In July 2024, she was confirmed to make her directorial debut, as she would direct a segment for V/H/S/Beyond, which was released exclusively on Shudder on October 4, 2024.

== Personal life ==
Siegel is of Russian-Jewish, Polish-Jewish, and German-Jewish descent. Siegel said in 2008 she is bisexual and had been in relationships with women before. She married director Mike Flanagan in early 2016. They have two children: a son, Cody, and a daughter, Theodora, named after Siegel's character in The Haunting of Hill House.

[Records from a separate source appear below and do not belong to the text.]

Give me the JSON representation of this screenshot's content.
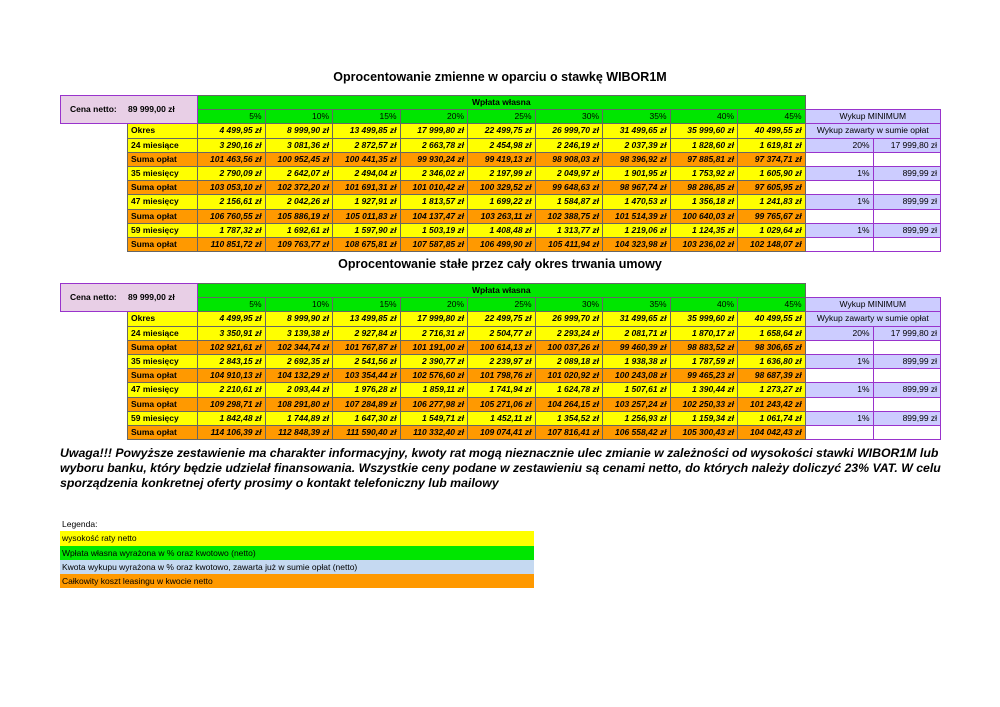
{
  "tables": [
    {
      "title": "Oprocentowanie zmienne w oparciu o stawkę WIBOR1M",
      "price_label": "Cena netto:",
      "price_value": "89 999,00 zł",
      "down_payment_header": "Wpłata własna",
      "percents": [
        "5%",
        "10%",
        "15%",
        "20%",
        "25%",
        "30%",
        "35%",
        "40%",
        "45%"
      ],
      "buyout_header": "Wykup MINIMUM",
      "rows": [
        {
          "label": "Okres",
          "values": [
            "4 499,95 zł",
            "8 999,90 zł",
            "13 499,85 zł",
            "17 999,80 zł",
            "22 499,75 zł",
            "26 999,70 zł",
            "31 499,65 zł",
            "35 999,60 zł",
            "40 499,55 zł"
          ],
          "buyout_note": "Wykup zawarty w sumie opłat"
        },
        {
          "label": "24 miesiące",
          "values": [
            "3 290,16 zł",
            "3 081,36 zł",
            "2 872,57 zł",
            "2 663,78 zł",
            "2 454,98 zł",
            "2 246,19 zł",
            "2 037,39 zł",
            "1 828,60 zł",
            "1 619,81 zł"
          ],
          "buyout_percent": "20%",
          "buyout_amount": "17 999,80 zł"
        },
        {
          "label": "Suma opłat",
          "values": [
            "101 463,56 zł",
            "100 952,45 zł",
            "100 441,35 zł",
            "99 930,24 zł",
            "99 419,13 zł",
            "98 908,03 zł",
            "98 396,92 zł",
            "97 885,81 zł",
            "97 374,71 zł"
          ]
        },
        {
          "label": "35 miesięcy",
          "values": [
            "2 790,09 zł",
            "2 642,07 zł",
            "2 494,04 zł",
            "2 346,02 zł",
            "2 197,99 zł",
            "2 049,97 zł",
            "1 901,95 zł",
            "1 753,92 zł",
            "1 605,90 zł"
          ],
          "buyout_percent": "1%",
          "buyout_amount": "899,99 zł"
        },
        {
          "label": "Suma opłat",
          "values": [
            "103 053,10 zł",
            "102 372,20 zł",
            "101 691,31 zł",
            "101 010,42 zł",
            "100 329,52 zł",
            "99 648,63 zł",
            "98 967,74 zł",
            "98 286,85 zł",
            "97 605,95 zł"
          ]
        },
        {
          "label": "47 miesięcy",
          "values": [
            "2 156,61 zł",
            "2 042,26 zł",
            "1 927,91 zł",
            "1 813,57 zł",
            "1 699,22 zł",
            "1 584,87 zł",
            "1 470,53 zł",
            "1 356,18 zł",
            "1 241,83 zł"
          ],
          "buyout_percent": "1%",
          "buyout_amount": "899,99 zł"
        },
        {
          "label": "Suma opłat",
          "values": [
            "106 760,55 zł",
            "105 886,19 zł",
            "105 011,83 zł",
            "104 137,47 zł",
            "103 263,11 zł",
            "102 388,75 zł",
            "101 514,39 zł",
            "100 640,03 zł",
            "99 765,67 zł"
          ]
        },
        {
          "label": "59 miesięcy",
          "values": [
            "1 787,32 zł",
            "1 692,61 zł",
            "1 597,90 zł",
            "1 503,19 zł",
            "1 408,48 zł",
            "1 313,77 zł",
            "1 219,06 zł",
            "1 124,35 zł",
            "1 029,64 zł"
          ],
          "buyout_percent": "1%",
          "buyout_amount": "899,99 zł"
        },
        {
          "label": "Suma opłat",
          "values": [
            "110 851,72 zł",
            "109 763,77 zł",
            "108 675,81 zł",
            "107 587,85 zł",
            "106 499,90 zł",
            "105 411,94 zł",
            "104 323,98 zł",
            "103 236,02 zł",
            "102 148,07 zł"
          ]
        }
      ]
    },
    {
      "title": "Oprocentowanie stałe przez cały okres trwania umowy",
      "price_label": "Cena netto:",
      "price_value": "89 999,00 zł",
      "down_payment_header": "Wpłata własna",
      "percents": [
        "5%",
        "10%",
        "15%",
        "20%",
        "25%",
        "30%",
        "35%",
        "40%",
        "45%"
      ],
      "buyout_header": "Wykup MINIMUM",
      "rows": [
        {
          "label": "Okres",
          "values": [
            "4 499,95 zł",
            "8 999,90 zł",
            "13 499,85 zł",
            "17 999,80 zł",
            "22 499,75 zł",
            "26 999,70 zł",
            "31 499,65 zł",
            "35 999,60 zł",
            "40 499,55 zł"
          ],
          "buyout_note": "Wykup zawarty w sumie opłat"
        },
        {
          "label": "24 miesiące",
          "values": [
            "3 350,91 zł",
            "3 139,38 zł",
            "2 927,84 zł",
            "2 716,31 zł",
            "2 504,77 zł",
            "2 293,24 zł",
            "2 081,71 zł",
            "1 870,17 zł",
            "1 658,64 zł"
          ],
          "buyout_percent": "20%",
          "buyout_amount": "17 999,80 zł"
        },
        {
          "label": "Suma opłat",
          "values": [
            "102 921,61 zł",
            "102 344,74 zł",
            "101 767,87 zł",
            "101 191,00 zł",
            "100 614,13 zł",
            "100 037,26 zł",
            "99 460,39 zł",
            "98 883,52 zł",
            "98 306,65 zł"
          ]
        },
        {
          "label": "35 miesięcy",
          "values": [
            "2 843,15 zł",
            "2 692,35 zł",
            "2 541,56 zł",
            "2 390,77 zł",
            "2 239,97 zł",
            "2 089,18 zł",
            "1 938,38 zł",
            "1 787,59 zł",
            "1 636,80 zł"
          ],
          "buyout_percent": "1%",
          "buyout_amount": "899,99 zł"
        },
        {
          "label": "Suma opłat",
          "values": [
            "104 910,13 zł",
            "104 132,29 zł",
            "103 354,44 zł",
            "102 576,60 zł",
            "101 798,76 zł",
            "101 020,92 zł",
            "100 243,08 zł",
            "99 465,23 zł",
            "98 687,39 zł"
          ]
        },
        {
          "label": "47 miesięcy",
          "values": [
            "2 210,61 zł",
            "2 093,44 zł",
            "1 976,28 zł",
            "1 859,11 zł",
            "1 741,94 zł",
            "1 624,78 zł",
            "1 507,61 zł",
            "1 390,44 zł",
            "1 273,27 zł"
          ],
          "buyout_percent": "1%",
          "buyout_amount": "899,99 zł"
        },
        {
          "label": "Suma opłat",
          "values": [
            "109 298,71 zł",
            "108 291,80 zł",
            "107 284,89 zł",
            "106 277,98 zł",
            "105 271,06 zł",
            "104 264,15 zł",
            "103 257,24 zł",
            "102 250,33 zł",
            "101 243,42 zł"
          ]
        },
        {
          "label": "59 miesięcy",
          "values": [
            "1 842,48 zł",
            "1 744,89 zł",
            "1 647,30 zł",
            "1 549,71 zł",
            "1 452,11 zł",
            "1 354,52 zł",
            "1 256,93 zł",
            "1 159,34 zł",
            "1 061,74 zł"
          ],
          "buyout_percent": "1%",
          "buyout_amount": "899,99 zł"
        },
        {
          "label": "Suma opłat",
          "values": [
            "114 106,39 zł",
            "112 848,39 zł",
            "111 590,40 zł",
            "110 332,40 zł",
            "109 074,41 zł",
            "107 816,41 zł",
            "106 558,42 zł",
            "105 300,43 zł",
            "104 042,43 zł"
          ]
        }
      ]
    }
  ],
  "notice": "Uwaga!!! Powyższe zestawienie ma charakter informacyjny, kwoty rat mogą nieznacznie ulec zmianie w zależności od wysokości stawki WIBOR1M lub wyboru banku, który będzie udzielał finansowania. Wszystkie ceny podane w zestawieniu są cenami netto, do których należy doliczyć 23% VAT. W celu sporządzenia konkretnej oferty prosimy o kontakt telefoniczny lub mailowy",
  "legend": {
    "title": "Legenda:",
    "items": [
      {
        "text": "wysokość raty netto",
        "color": "#ffff00"
      },
      {
        "text": "Wpłata własna wyrażona w % oraz kwotowo (netto)",
        "color": "#00e600"
      },
      {
        "text": "Kwota wykupu wyrażona w % oraz kwotowo, zawarta już w sumie opłat (netto)",
        "color": "#c5d9f1"
      },
      {
        "text": "Całkowity koszt leasingu w kwocie netto",
        "color": "#ff9900"
      }
    ]
  }
}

She is stepmother to Flanagan's eldest son from a previous relationship.

== Filmography ==

=== Film ===

| Year | Title | Role | Notes | Ref. |
| 2007 | The Curse of the Black Dahlia | Jennifer | Direct-to-video film |  |
| Total Darkness | Jenn |  |  |
| Steam | Elizabeth |  |  |
| 2012 | Wedding Day | Erica |  |  |
| 2013 | Man Camp | Teresa |  |  |
| Oculus | Marisol Chavez |  |  |
| 2014 | Demon Legacy | Jack |  |  |
| 2016 | Hot | Beth |  |  |
| Hush | Madison "Maddie" Young | Also writer |  |
| Ouija: Origin of Evil | Jenny Browning |  |  |
| 2017 | Gerald's Game | Sally Burlingame |  |  |
| 2021 | Hypnotic | Jenn Tompson |  |  |
| 2023 | The Wrath of Becky | Agent Kate Montana | Cameo appearance |  |
| 2024 | The Life of Chuck | Miss Richards |  |  |
| V/H/S/Beyond | None | Director of segment: "Stowaway" |  |
| 2025 | The Room Returns! | Claudette |  |  |
| 2026 | The Last Temptation of Becky | Agent Kate Montana |  |  |
| 2027 | The Exorcist: Martyrs |  | Post-production |  |

=== Television ===

| Year | Title | Role | Notes | Ref. |
| 2009 | Ghost Whisperer | Cheryl | Episode: "This Joint's Haunted" |  |
| 2010 | Numbers | Rachel Hollander | Episode: "And the Winner Is..." |  |
| 2012 | The Unknown | Evey Kyler | Episode: "Prime Cut" |  |
| Castle | Nadia | Episode: "47 Seconds" |  |
| Where Would We Be | Stephanie | Episode: "Pilot" |  |
| 2013 | Mob City | Tandy | Episode: "Stay Down" |  |
| 2018 | The Haunting of Hill House | Adult Theodora "Theo" Crain | Miniseries; 8 episodes |  |
| 2020 | Hawaii Five-0 | Leslie | Episode: "I ho'olulu, ho'ohulei 'ia e ka makani" |  |
| The Haunting of Bly Manor | Viola Willoughby / The Lady of the Lake | Episodes: "The Romance of Certain Old Clothes" and "The Beast in the Jungle" |  |
| 2021 | Midnight Mass | Erin Greene | Miniseries; 7 episodes |  |
| 2022 | The Time Traveler's Wife | Annette DeTamble | Recurring role; 3 episodes |  |
| 2023 | The Fall of the House of Usher | Camille L'Espanaye | Miniseries; 7 episodes |  |
| 2026 | The Creep Tapes | Crystal | Episode: "Crystal" |  |
| Carrie | TBA | Upcoming miniseries; also directed episode: "Social Studies" |  |

=== Video games ===

| Year | Title | Role | Notes | Ref. |
|---|---|---|---|---|
| 2025 | Death Stranding 2: On the Beach | Olivia Westbury |  |  |

=== Podcasts ===
Siegel has appeared on the horror podcasts Calling Darkness and The NoSleep Podcast.